Sunday, April 3, 2011

Spicy Black Beans

 Here's a simple way to spice up some plain canned beans for a tasty, healthy side dish.

1 16 ounce can black beans (drained and rinsed)
1 small white onion, chopped
1 small red bell pepper, chopped
3 cloves garlic, minced
1 tbsp cilantro, chopped
1 medium tomato, chopped (or substitute 2 tbsp canned tomato puree)
1 tsp cumin
1 tsp salt
1 tsp black pepper
1 tsp chili powder
1/2 tsp cayenne powder.
1 tbsp olive oil

Heat olive oil in a skillet.  Chop onion and add to pan.  While onion is cooking, since it takes a bit longer than the other vegetables, chop the rest of the fresh veggies.  Add those to pan.  Cook all of the vegetables until translucent and soft.  If using fresh tomato, add it along with the other veggies - if using tomato puree, add it at the end, once the vegetables are cooked through.
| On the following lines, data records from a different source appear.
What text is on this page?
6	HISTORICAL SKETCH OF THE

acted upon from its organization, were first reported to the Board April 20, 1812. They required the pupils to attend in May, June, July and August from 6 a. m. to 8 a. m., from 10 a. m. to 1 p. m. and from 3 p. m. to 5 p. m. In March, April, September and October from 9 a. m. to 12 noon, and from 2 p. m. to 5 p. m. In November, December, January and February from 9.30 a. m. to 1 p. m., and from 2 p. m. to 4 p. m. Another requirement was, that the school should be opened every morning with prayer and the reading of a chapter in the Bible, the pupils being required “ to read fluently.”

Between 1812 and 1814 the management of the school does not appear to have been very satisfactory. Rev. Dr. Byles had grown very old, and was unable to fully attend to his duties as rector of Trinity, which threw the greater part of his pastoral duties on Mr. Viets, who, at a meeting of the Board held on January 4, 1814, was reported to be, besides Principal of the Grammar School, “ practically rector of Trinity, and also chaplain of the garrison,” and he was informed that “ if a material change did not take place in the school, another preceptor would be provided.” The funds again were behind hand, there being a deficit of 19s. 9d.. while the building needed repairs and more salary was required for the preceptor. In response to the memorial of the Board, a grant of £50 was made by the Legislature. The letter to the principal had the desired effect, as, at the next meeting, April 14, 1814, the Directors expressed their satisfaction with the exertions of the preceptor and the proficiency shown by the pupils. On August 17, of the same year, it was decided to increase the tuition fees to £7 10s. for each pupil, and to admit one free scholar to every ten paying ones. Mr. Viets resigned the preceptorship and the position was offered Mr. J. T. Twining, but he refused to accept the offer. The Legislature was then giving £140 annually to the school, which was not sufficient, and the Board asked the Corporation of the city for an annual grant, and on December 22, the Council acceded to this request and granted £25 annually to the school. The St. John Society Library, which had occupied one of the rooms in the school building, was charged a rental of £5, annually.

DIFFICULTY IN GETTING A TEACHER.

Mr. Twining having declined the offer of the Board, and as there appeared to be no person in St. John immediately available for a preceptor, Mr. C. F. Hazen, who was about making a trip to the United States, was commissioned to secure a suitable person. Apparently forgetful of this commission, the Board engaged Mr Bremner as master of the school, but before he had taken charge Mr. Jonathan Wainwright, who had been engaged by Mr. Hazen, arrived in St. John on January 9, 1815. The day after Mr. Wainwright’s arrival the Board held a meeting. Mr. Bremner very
Add the beans, and spices, and mix gently.  Cook until just heated through, about 10 minutes, being careful to stir without squashing the beans.  Taste and add more salt and pepper, if necessary.

Tips:  I like to serve to serve this as a side dish with fish tacos, but it can also be served in tortillas by itself.  Another thing I have done to make this a bit more flavorful is add about 1/2 cup of chicken broth.